第2回 日中大学学術フォーラム 挨拶 (2009年2月7日)

第25代総長 松本 紘

松本総長 京都大学総長の松本 紘でございます。

 昨年10月1日から、尾池和夫前総長の後を受け、第25代の京都大学総長に就任いたしております。本日は、京都大学において開催された第2回日中大学学術フォーラムに、日本と中国の著名な大学から多数の教職員、学生の方々にご参加いただき誠にありがとうございます。特に、中国からは春節後の多忙な中を本フォーラムにご参加いただきましたことを感謝しますとともに、日本側の大学を代表して心から歓迎いたします。

 日本では、2月4日に立春を迎え、暦の上ではこれから春に向かうという明るい季節を迎えます。

 日本と中国は「一衣帯水」の地理的関係にあり、お互いの交流は数千年の歴史があります。このような両国の関係は、世界の中でも稀なものといえるでしょう。

 中国の隋や唐の時代には、日本から海を渡って多くの遣隋使・遣唐使が留学・派遣されており、その後も日本は中国から多くのことを学んできました。

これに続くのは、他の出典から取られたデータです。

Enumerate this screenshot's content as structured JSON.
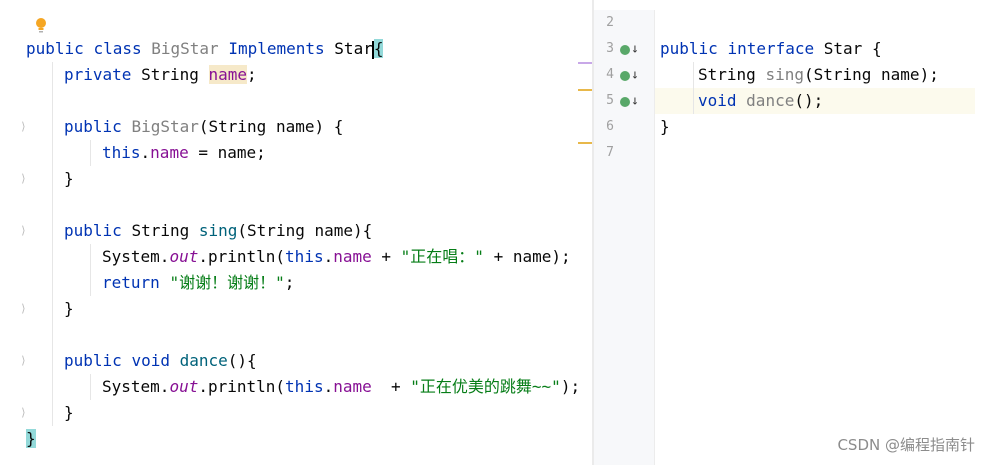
{
  "left_code": {
    "l1": {
      "kw1": "public",
      "kw2": "class",
      "cls": "BigStar",
      "impl": "Implements",
      "iface": "Star",
      "brace": "{"
    },
    "l2": {
      "kw": "private",
      "type": "String",
      "field": "name",
      "end": ";"
    },
    "l4": {
      "kw": "public",
      "name": "BigStar",
      "params": "(String name) {"
    },
    "l5": {
      "kw": "this",
      "dot": ".",
      "field": "name",
      "rest": " = name;"
    },
    "l6": {
      "text": "}"
    },
    "l8": {
      "kw": "public",
      "type": "String",
      "fn": "sing",
      "params": "(String name){"
    },
    "l9": {
      "obj": "System.",
      "out": "out",
      "mid": ".println(",
      "this": "this",
      "dot": ".",
      "field": "name",
      "op": " + ",
      "str": "\"正在唱：\"",
      "rest": " + name);"
    },
    "l10": {
      "kw": "return",
      "str": "\"谢谢！谢谢！\"",
      "end": ";"
    },
    "l11": {
      "text": "}"
    },
    "l13": {
      "kw1": "public",
      "kw2": "void",
      "fn": "dance",
      "params": "(){"
    },
    "l14": {
      "obj": "System.",
      "out": "out",
      "mid": ".println(",
      "this": "this",
      "dot": ".",
      "field": "name",
      "op": "  + ",
      "str": "\"正在优美的跳舞~~\"",
      "rest": ");"
    },
    "l15": {
      "text": "}"
    },
    "l16": {
      "text": "}"
    }
  },
  "gutter": {
    "line_numbers": [
      "2",
      "3",
      "4",
      "5",
      "6",
      "7"
    ]
  },
  "right_code": {
    "r3": {
      "kw1": "public",
      "kw2": "interface",
      "name": "Star",
      "brace": " {"
    },
    "r4": {
      "type": "String",
      "fn": "sing",
      "params": "(String name);"
    },
    "r5": {
      "kw": "void",
      "fn": "dance",
      "params": "();"
    },
    "r6": {
      "text": "}"
    }
  },
  "watermark": "CSDN @编程指南针",
  "colors": {
    "keyword": "#0033b3",
    "field": "#871094",
    "string": "#067d17",
    "function": "#00627a"
  }
}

そのためこの両国は、漢字文化を中心として、今日でも文化的な共通点が多く見られます。永い歴史の中での両国関係の紆余曲折の中でも、今日ほど、両国の学術交流をはじめ多方面の活発な交流が行われている時代はないのではないでしょうか。今回のフォーラムのような両国の大学間での学術交流は、両国の今後の友好と発展に、さらに寄与するものとして、意義あるものと思います。

当日の様子 この日中大学学術フォーラムは、復旦大学の 王 生供(Wang Shenghong)前校長のご尽力により、日本の慶應義塾大学、京都大学、中国の北京大学、復旦大学の4大学が世話人となり、学術協力等を通じた日中の大学間の交流・連携を拡大することを目指し、日中学長会議に参加された日中の主要な大学に参加を呼びかけて開催され、第1回は2006年12月に中国・上海の復旦大学主催で行われました。そして今回、第2回は日本側でということで、京都大学が開催させていただくこととなりました。今回の開催にあたっては、学生間の幅広い交流を積極的に支援し、将来を担う両国学生の相互理解と友好の継続が必要であるという第1回フォーラムの提案と成果を受け、学生セッションをフォーラムの中に設けることを特徴としております。昨日すでに行われました学生セッションでは、日中両国の大学から推薦された学生が3つのグループに別れて、学術交流の連携を基盤とした、日中の大学における学生交流の推進について、若々しい白熱した議論が展開されたことと思います。本日午後には、その各セッションにおける報告と討論が予定されています。学生諸君との交流のセッションを大いに期待しております。

 ここでは、ご参加くださっている各大学の皆様から、ご講評等を含めた幅広い議論をいただきたく思いますので、よろしくお願い申し上げます。

 最後に、この第2回日中大学学術フォーラムを通して、本日ご参加いただいている日中の大学の方々が幅広く交流され、今後の日本と中国の大学間における緊密な学術連携によって、アジア地域を含めた世界への学術的貢献と平和友好がさらに進展するとともに、各大学の発展を祈念いたしまして、私の挨拶とさせていただきます。